Re: http charset labelling

Keld J|rn Simonsen (keld@dkuug.dk)
Thu, 1 Feb 1996 17:50:26 +0100


Message-Id: <199602011650.RAA22955@dkuug.dk>
From: keld@dkuug.dk (Keld J|rn Simonsen)
Date: Thu, 1 Feb 1996 17:50:26 +0100
In-Reply-To: Larry Masinter <masinter@parc.xerox.com>
To: Larry Masinter <masinter@parc.xerox.com>
Subject: Re: http charset labelling
Cc: uri@bunyip.com

Larry Masinter writes:

> It would not require changing any existing specification for someone
> to create a web server that interpreted
> 
>    http://host.dom/encoding/selector
> 
> to mean that 'encoding' was a particular encoding of the given
> selector. The web server could even return a 'Location:' header in the
> results that would give a canonical encoding, just so as not to
> confuse caches.
> 
> 'encoding' could even be UTF7, for example.

So an example could be:

     http://host.dom/UTF7/index.html   ?

The server should then recognize the first part of the
locator as the charset, and then translate the following locator
into the charset of the server. This should only be done when
the first part is one of a set of recognized charsets.

The notation should not be on business cards etc, I think we
all agree on this. It should not either be in URLs in html docs,
I also think we all agree on that.

Would there not then be a problem when the charset be automatically
inserted by the browser? The browser would not know which
servers would understand the new convention.

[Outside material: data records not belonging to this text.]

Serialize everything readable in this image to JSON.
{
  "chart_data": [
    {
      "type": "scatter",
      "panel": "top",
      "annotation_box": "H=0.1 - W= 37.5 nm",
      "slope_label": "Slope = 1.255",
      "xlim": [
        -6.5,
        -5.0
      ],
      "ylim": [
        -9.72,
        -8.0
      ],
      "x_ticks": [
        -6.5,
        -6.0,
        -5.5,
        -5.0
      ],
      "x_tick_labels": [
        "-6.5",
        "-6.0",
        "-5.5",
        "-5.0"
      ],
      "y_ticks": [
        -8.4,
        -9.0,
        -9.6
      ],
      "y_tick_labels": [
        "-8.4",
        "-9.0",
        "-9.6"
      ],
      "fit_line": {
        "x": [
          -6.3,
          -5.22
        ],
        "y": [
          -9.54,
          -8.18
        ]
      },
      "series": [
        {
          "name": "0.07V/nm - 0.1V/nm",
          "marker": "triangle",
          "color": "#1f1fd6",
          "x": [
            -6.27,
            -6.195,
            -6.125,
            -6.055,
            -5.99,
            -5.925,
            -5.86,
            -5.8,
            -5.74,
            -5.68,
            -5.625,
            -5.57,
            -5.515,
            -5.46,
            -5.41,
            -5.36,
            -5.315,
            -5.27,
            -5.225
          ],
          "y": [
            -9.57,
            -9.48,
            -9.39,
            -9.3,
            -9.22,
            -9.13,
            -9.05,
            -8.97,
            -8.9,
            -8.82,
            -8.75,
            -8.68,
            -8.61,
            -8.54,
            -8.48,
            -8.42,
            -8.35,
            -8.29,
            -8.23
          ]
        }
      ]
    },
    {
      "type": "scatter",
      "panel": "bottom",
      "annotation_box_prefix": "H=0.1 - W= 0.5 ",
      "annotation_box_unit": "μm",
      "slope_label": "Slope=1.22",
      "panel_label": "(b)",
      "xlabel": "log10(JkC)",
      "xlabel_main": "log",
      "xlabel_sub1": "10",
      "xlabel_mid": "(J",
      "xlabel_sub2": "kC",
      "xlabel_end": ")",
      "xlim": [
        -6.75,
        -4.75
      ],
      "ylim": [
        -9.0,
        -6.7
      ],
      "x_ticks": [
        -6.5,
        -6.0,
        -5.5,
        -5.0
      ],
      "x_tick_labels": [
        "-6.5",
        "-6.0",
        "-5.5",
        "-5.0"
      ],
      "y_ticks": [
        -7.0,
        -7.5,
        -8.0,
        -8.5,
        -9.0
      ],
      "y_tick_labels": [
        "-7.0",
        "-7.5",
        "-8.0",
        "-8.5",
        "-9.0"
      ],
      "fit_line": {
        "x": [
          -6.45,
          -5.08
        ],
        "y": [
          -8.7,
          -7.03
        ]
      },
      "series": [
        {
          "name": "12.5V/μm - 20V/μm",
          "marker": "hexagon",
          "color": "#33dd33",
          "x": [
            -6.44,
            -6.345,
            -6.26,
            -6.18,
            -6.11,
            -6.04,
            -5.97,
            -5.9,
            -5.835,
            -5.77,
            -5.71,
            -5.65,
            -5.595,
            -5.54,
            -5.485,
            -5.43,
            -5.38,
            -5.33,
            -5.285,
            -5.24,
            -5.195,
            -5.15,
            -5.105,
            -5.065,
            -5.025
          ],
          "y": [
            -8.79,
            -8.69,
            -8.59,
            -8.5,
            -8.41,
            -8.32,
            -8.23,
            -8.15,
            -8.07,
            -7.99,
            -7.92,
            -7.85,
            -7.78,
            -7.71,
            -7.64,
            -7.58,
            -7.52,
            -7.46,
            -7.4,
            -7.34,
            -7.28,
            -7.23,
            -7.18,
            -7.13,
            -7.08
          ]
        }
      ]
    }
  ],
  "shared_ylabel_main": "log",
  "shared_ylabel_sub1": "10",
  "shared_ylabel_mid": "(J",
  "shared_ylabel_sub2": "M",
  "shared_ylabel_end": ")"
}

So a lot of
havoc would be created with a browser enhanced in this way.

I think there is a clear migration path stipulated in the HTTP spec,
and that is via the major and minor numbers in the HTTP/M.N
version notation and the rules layed down there, which says that
within the same major version a server should just respond
as normal, ignoring the headers that it does not understand.
That's why I advocate a header-based solution.

keld